We live in a world where technology has enabled us to receive instant gratification. If you want to watch an episode of The Office, it is instantly there for you on demand. Buying a fidget spinner is as easy as a few clicks and it will be on your doorstep tomorrow. Technology has revolutionized the way we live and now it’s time to change the way we work. The SAP Digital Boardroom enables executives to interact with visualizations, interpret data, and make key decisions much faster than before.
What is a Digital Boardroom?
The SAP Digital boardroom (DiBo) takes the Business Intelligence (BI), planning, and predictive capabilities of SAP Analytics Cloud (SAC) and brings them to a three-screened mega board. All those same visualizations created from a user’s stories within SAC can now be used in presentations, by simply adding them to an agenda.
An Agenda (pictured below) is an interface used to organize your meeting, and allows the presenters to dive into their specific stories with a few clicks. What a user once would have copied and pasted on 50 slides, is now all dynamically displayed across its screens. DiBo aims to replace the traditional PowerPoint or Excel boardroom presentations with a filterable, drillable, intuitive interface that allows its users to gain further insight instantaneously.
Example of an agenda
Three screens are better than one
About two months into starting my job at SAP my manager suggested I get certified in this new database platform called HANA. After a few hours of constantly pressing alt+tab between windows of my HANA studio and the guides/instructional videos, I decided to buy an external monitor. I never went back, and now I loathe when I have to operate on a single screen.
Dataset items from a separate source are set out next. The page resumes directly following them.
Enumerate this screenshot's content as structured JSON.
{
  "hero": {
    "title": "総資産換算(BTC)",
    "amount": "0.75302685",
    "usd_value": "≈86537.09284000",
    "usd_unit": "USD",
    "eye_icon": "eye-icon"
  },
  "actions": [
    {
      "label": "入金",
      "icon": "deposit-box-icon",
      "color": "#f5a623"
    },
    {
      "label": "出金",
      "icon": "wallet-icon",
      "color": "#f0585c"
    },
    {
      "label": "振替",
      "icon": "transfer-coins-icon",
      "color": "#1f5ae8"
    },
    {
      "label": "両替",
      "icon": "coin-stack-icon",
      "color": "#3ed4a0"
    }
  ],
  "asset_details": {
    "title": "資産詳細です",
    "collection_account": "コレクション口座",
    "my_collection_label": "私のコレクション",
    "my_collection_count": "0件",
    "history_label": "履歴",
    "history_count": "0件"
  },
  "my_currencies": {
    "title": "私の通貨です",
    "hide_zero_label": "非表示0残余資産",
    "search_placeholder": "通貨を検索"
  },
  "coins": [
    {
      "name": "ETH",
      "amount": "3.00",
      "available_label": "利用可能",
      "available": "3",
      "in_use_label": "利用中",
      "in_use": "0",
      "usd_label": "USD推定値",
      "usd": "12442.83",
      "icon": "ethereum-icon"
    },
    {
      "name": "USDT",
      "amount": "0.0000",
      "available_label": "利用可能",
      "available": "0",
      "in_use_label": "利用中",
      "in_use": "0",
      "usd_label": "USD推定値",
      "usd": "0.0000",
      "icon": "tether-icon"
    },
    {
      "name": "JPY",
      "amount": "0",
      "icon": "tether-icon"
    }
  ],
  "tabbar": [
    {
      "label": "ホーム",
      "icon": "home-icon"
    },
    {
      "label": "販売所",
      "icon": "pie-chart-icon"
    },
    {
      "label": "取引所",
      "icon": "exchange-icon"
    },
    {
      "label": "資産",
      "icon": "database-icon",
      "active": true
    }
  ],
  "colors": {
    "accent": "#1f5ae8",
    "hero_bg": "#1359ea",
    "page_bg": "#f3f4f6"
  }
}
The three-screen functionality offered in DiBo allows users to take that one screen, which typically can fit four visualizations, and instead visualize 12. During your meeting there is no one asking, ‘can you go back to that slide?’. By having this multitude of visualizations you can easily see different correlations or cause and effect scenarios.
Another nice touch is that it can be made touch screen friendly by simply installing a chrome extension. Although it is possible to use DiBo on a single, non-touch screen, I think after getting a taste of the three you’re not going to want to go back.
Joining the Boardroom virtually
DiBo also has a built-in display feature for those who need to join the meeting virtually. Much like JoinMe, Adobe Connect, or other screen sharing programs, the host can send out a URL for others to join the meeting. To join the meeting however, you must have a user created within SAC to join.
If you are already logged into your SAC account, you will receive a notification when you are invited to the meeting. The red phone icon pictured below is a bit deceiving, as there is no audio, and that button is just used to end the meeting. What is beneficial is the ability to create annotations on top of the visualizations, much like you could on a whiteboard.
You can also send/request annotation rights to other users so they can contribute as well. Due to the lack of audio and not allowing guests to join, DiBo is still a bit away from being completely independent from third-party virtual meeting software, which shouldn’t be a big deterrent for most users, but would be a nice-to-have feature.
Example of annotations during a DiBo meeting
Is it worth it?
There are several benefits of using DiBo, including the easiness of taking a story that is already used daily by an analyst and adding it to part of an agenda. Whereas before, this analyst would have to create a presentation with static screenshots, they can now just add it to the agenda with minimal time and effort.
By having the visualizations be active, its allows the board members to ask further questions and to dive deeper into the summarized, or even transactional data if necessary. This data could be real-time depending on its data connection within SAC, which could be beneficial depending on your use case. From one of my past experiences creating a Digital Boardroom, the executives did not want real-time analysis and instead wanted to use it just for quarterly or year-end reviews.
Executives often receive reports from many different reporting tools. Another benefit of using DiBo is utilizing SACs ability to pull and blend data from varying sources, and presenting it in a unified view. Overall, if your organization is using SAP Analytics Cloud, I think utilizing the DiBo would be very beneficial for an organization, but I would say it is unrealistic to make DiBo the driving factor of why you want to purchase SAC.